Hal-hal di atas nantinya bisa mendorong terjadinya inflasi yang disebabkan dorongan biaya (cost push inflation), sehingga akhirnya pengusaha mengurangi produksi. 

"Bahkan implikasi jangka panjang itu ya mungkin pemberhentian karyawan/lay off. Ya kita bicara di jangka panjang juga efeknya," ucapnya. 

Fithra menuturkan, Tapera bisa saja jadi program yang sukses selama pemerintah bisa mengelolanya dengan baik. 

Baca Juga: Kritik Iuran Tapera dari 3 Persen Gaji, Pengamat: Diprank Dulu Sama Presiden, Baru Konsultasi Publik

"Ini bisa berhasil kalau institusi kita berjalan, pemerintahan kita bagus. Tanpa pemerintahan yang baik, Tapera ini menjadi tak berguna dan bahkan tidak mungkin menjadi beban perekonomian," sebutnya. 

Senada, Direktur Eksekutif Center of Reform on Economics (CORE) Mohammad Faisal menilai, Tapera bisa berhasil selama dikelola dengan transparan.

Ia mendorong manajemen dari program ini bisa transparan dan jelas, sehingga efektivitas Tapera dalam kebutuhan rumah karyawan dapat jelas. 

Termasuk kebijakan pendukung sebagai jaminan bahwa pemenuhan perumahan bagi masyarakat menjadi lebih pasti.

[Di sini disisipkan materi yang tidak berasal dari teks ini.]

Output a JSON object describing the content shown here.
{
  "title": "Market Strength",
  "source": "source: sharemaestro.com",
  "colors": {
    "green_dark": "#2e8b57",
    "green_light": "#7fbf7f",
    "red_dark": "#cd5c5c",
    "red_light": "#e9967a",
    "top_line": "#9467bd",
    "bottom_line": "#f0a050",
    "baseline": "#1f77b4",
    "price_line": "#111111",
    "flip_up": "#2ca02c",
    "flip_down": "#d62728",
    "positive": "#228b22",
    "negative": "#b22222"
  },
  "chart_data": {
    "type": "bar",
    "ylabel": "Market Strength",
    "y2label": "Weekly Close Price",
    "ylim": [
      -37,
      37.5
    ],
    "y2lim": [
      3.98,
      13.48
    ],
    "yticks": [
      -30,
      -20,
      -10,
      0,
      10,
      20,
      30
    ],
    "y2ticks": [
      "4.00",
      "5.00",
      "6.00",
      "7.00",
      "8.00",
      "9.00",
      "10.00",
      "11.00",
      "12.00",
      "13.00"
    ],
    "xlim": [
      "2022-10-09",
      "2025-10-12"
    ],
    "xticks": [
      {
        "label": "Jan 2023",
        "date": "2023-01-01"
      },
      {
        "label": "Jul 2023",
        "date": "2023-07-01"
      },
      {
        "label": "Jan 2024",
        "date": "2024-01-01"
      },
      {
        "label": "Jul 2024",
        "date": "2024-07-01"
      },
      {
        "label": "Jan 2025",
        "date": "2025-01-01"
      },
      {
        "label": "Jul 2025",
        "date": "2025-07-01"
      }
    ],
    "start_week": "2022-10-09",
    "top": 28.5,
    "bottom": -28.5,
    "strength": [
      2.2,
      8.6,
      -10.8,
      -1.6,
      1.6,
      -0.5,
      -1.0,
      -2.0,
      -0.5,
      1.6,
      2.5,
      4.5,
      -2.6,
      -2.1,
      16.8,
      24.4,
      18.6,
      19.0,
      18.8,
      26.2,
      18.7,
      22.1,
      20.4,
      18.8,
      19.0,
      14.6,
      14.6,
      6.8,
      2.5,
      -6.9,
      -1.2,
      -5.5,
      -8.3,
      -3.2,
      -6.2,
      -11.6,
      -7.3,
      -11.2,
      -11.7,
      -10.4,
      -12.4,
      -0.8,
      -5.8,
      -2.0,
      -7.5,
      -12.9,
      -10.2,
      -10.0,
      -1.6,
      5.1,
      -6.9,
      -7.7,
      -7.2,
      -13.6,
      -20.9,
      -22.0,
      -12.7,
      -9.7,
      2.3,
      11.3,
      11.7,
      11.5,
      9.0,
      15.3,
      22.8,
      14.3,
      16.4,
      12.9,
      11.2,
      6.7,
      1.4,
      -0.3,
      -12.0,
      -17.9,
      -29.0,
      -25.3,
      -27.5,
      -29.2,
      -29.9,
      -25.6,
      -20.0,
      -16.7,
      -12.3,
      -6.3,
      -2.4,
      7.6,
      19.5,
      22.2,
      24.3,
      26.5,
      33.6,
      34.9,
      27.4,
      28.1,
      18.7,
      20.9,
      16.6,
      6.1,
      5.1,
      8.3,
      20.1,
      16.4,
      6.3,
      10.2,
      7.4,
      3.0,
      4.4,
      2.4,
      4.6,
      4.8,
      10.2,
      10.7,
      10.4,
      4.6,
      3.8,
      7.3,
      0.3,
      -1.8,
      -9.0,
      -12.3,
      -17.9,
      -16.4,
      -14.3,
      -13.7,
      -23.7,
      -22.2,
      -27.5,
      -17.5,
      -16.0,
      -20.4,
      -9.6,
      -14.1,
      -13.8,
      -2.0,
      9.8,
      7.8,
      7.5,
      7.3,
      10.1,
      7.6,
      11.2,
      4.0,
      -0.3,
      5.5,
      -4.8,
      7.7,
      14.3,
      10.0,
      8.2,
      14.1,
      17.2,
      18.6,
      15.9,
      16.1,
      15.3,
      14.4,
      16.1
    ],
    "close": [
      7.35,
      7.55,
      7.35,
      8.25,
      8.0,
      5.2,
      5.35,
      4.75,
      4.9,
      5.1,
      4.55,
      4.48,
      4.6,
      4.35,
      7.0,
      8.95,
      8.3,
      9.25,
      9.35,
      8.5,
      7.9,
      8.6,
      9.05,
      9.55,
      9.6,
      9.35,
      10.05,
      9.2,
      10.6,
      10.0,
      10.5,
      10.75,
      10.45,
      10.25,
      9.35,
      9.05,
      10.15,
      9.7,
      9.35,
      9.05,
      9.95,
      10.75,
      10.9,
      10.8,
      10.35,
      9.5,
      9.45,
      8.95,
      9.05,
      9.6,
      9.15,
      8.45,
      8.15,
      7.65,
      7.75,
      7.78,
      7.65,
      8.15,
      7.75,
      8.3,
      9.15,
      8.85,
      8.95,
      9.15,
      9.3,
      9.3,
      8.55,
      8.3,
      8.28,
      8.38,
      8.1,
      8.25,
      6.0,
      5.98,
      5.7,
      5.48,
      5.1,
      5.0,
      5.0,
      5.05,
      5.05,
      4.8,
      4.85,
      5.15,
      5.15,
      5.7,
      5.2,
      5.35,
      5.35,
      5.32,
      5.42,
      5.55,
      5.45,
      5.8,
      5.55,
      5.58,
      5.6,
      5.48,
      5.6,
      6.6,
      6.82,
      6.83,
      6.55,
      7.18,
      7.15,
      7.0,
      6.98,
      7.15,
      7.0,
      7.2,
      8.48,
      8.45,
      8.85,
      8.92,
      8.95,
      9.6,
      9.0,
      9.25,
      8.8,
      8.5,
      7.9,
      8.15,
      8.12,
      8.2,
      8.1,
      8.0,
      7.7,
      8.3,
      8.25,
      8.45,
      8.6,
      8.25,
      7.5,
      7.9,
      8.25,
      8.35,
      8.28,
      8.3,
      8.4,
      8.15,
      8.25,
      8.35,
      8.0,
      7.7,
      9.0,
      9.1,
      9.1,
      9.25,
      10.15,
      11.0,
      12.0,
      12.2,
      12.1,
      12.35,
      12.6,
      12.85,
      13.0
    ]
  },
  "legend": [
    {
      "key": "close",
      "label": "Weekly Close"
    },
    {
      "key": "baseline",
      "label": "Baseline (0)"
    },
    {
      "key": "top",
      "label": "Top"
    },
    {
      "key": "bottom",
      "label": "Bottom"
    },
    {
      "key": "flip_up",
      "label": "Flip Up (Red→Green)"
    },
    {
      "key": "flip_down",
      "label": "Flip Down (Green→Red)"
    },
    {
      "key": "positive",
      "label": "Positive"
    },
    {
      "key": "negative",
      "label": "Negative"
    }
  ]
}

Baca Juga: Potong Gaji 3 Persen dari Pekerja, Begini Rincian Kegunaan Tapera hingga Waktu Dimulainya

Ia juga menyoroti soal pemilihan waktu dalam penetapan regulasi tersebut. Sebab, harga lahan untuk perumahan kian meningkat dari tahun ke tahun. 

"Kalau pertumbuhan harga lahan begitu cepat yang kemudian susah diimbangi oleh peningkatan terkumpulnya tabungan Tapera ya makin lama akan makin mahal, makin susah terjangkau. Jadi, karena ada akar permasalahan penting dalam penyediaan dan peningkatan harga lahan yang cepat," tutur Faisal di Jakarta, seperti dikutip dari Antara. 

Untuk mencegah harga tanah naik gila-gilaan, sambungnya, pemerintah bisa membatasi kepemilikan lahan.

Masalah lainnya adalah turunnya tingkat konsumsi di dalam negeri, terutama masyarakat kelas menengah bawah.

Hal itu tercermin dari pertumbuhan upah riil sampai dengan 2023, yang pertumbuhannya negatif 1 persen.

Baca Juga: Apa Itu Tapera dan Tujuannya? Siap-Siap Gaji Karyawan Swasta dan PNS Dipotong Tiap Bulan

"Artinya kalau upah riil negatif berarti secara daya beli itu turun dari sisi pendapatan," kata Faisal. 

"Kalau dipukul rata ini timing yang tidak tepat apalagi di saat yang sama pemerintah juga berencana menetapkan tambahan penerimaan tambahan cukai, PPN mau dinaikkan, subsidi akan dikurangi artinya secara akumulatif ini akan membebani masyarakat," imbuhnya.